AnnieJacobsen13 karma
It's impossible to say exactly how many of the 1600 were Nazi ideologues, but after all my research and reporting I'd say it's safe to say that to have worked in weapons research for the Reich, in any capacity above janitor, you had to have been a Nazi party supporter. They were not ones to tolerate dissent, as we know.
AnnieJacobsen13 karma
I think that hiring Nazis was a moral compromise. A short-cut.
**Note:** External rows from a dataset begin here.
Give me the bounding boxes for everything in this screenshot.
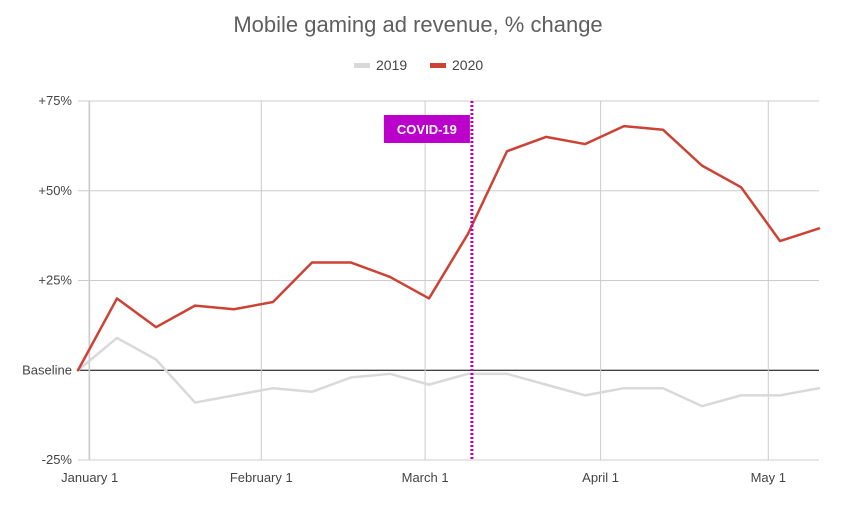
y-axis-ticks: +75% +50% +25% Baseline -25% <box>22 93 72 467</box>
series-line-2019 <box>76 336 821 408</box>
legend-swatch-2019 <box>354 63 370 68</box>
y-tick-label: +75% <box>38 93 72 108</box>
y-tick-label: Baseline <box>22 362 72 377</box>
gridlines <box>78 100 819 461</box>
y-tick-label: -25% <box>42 452 73 467</box>
x-tick-label: May 1 <box>751 470 786 485</box>
annotation-label: COVID-19 <box>397 122 457 137</box>
x-tick-label: March 1 <box>402 470 449 485</box>
y-tick-label: +50% <box>38 183 72 198</box>
x-axis-ticks: January 1 February 1 March 1 April 1 May 1 <box>61 470 786 485</box>
chart-title: Mobile gaming ad revenue, % change <box>233 12 602 37</box>
x-tick-label: April 1 <box>582 470 619 485</box>
x-tick-label: January 1 <box>61 470 118 485</box>
series-2020 <box>76 124 821 372</box>
legend-swatch-2020 <box>430 63 446 68</box>
annotation-label-bg <box>383 115 470 143</box>
legend: 2019 2020 <box>354 57 483 73</box>
x-tick-label: February 1 <box>230 470 293 485</box>
series-line-2020 <box>76 124 821 372</box>
series-lines <box>76 124 821 408</box>
annotations: COVID-19 <box>383 101 474 460</box>
legend-label-2019: 2019 <box>376 57 407 73</box>
legend-label-2020: 2020 <box>452 57 483 73</box>
y-tick-label: +25% <box>38 273 72 288</box>
series-2019 <box>76 336 821 408</box>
With that said, there were a number of generals at the Pentagon who disliked the idea but felt it was the lesser of two evils -- that if we didn't get them the Soviets would. What surprised me most in my research was learning that others, like Brigadier General Charles E. Loucks of the Army Chemical Corp actually grew fond of some of Hitler's top chemists including a member of Himmler's staff, Dr. Walter Schieber. In one archive, I located Christmas cards the two men exchanged for years...
AnnieJacobsen35 karma
I think the scientists were hoping not to go to prison. And to continue their work. From the USG they got both wishes, plus American citizenship and a shot at the American dream. I did not learn more about Mengele, but I did learn that he was far from the only madman physician working under the Third Reich. The Nazis produced thousands of morally compromised physicians. At the Nuremberg Doctors' Trial, one of the chief prosecutors pointed out that in his opinion 90% of all physicians working in Germany under the Reich were culpable.